The correlation of increased arousal with higher Patient Health Questionnaire—15 scores and the finding that psychiatric comorbidity strengthens the associations of PTSD with poor health supports other studies that have examined the mechanisms underlying these relationships. The strong association of health measures with PTSD may be mediated by biological (e.g., autonomic hyperarousal, disturbed sleep physiology, and altered hypothalamic-pituitary-adrenal axis activity), psychological (e.g., hostility, poor coping, hopelessness), attentional (e.g., heightened symptom perception and somatization), and behavioral (e.g., high-risk behaviors, such as smoking and drinking) processes
(15,
25) .
There are several limitations of the study that should be considered. The cross-sectional self-report design limits our ability to make causal inferences. We cannot estimate the extent to which the reduced quality of health is an accurate reflection of soldiers’ current medical status or is due to changes in the perception of health among those with PTSD. Self-report surveys are not equal to clinician interview-based measures. However, the strength and consistency of the observed associations with well-validated clinical scales and the biological and epidemiological plausibility of the findings
(1 –
16) support the value of this approach. The study findings, based only on soldiers from combat infantry units, are not generalizable to the army population at large or to the population of all soldiers who have deployed but are representative of the soldiers at highest risk of exposure to combat
(17) . A related limitation is that the study group was not randomly selected. Although availability was largely determined by the work schedule, the soldiers who deployed with these units but had separated from them because of medical problems or soldiers who were attending medical appointments on the days that the surveys were collected were not included in the study. Thus, the study results reflect data from the healthiest segment of the working infantry population. Because this would exclude the more severely wounded or medically ill soldiers on the days of the surveys, the prevalence rates may be conservative.

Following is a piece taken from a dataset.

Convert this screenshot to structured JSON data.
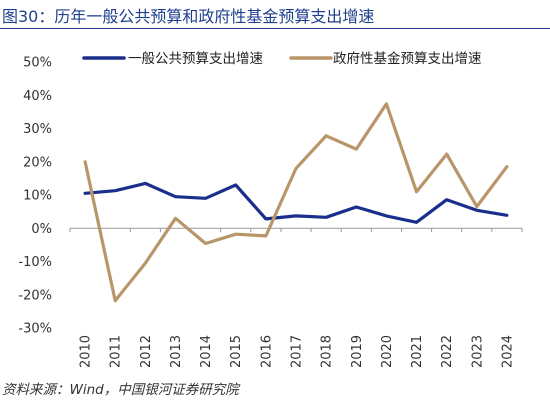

Recent publications have shown that PTSD is highly prevalent among soldiers returning from combat duty in Iraq and that the severity of wartime injuries is correlated with PTSD among seriously injured hospitalized veterans
(17,
18) . This study indicates that the medical burden of PTSD encompasses a variety of physical health problems among healthy soldiers evaluated in their units 1 year after return from deployment. The study findings have broad implications for health professionals in the military, the Veterans Administration, and civilian primary care and specialty medical practice settings who treat veterans. The study indicates that veterans who have served in combat and are seen with significant physical symptoms should be evaluated for PTSD and vice versa. Early detection and treatment strategies in primary care settings may help to reduce stigma and barriers to care. Further research is needed to determine the optimal service delivery strategies.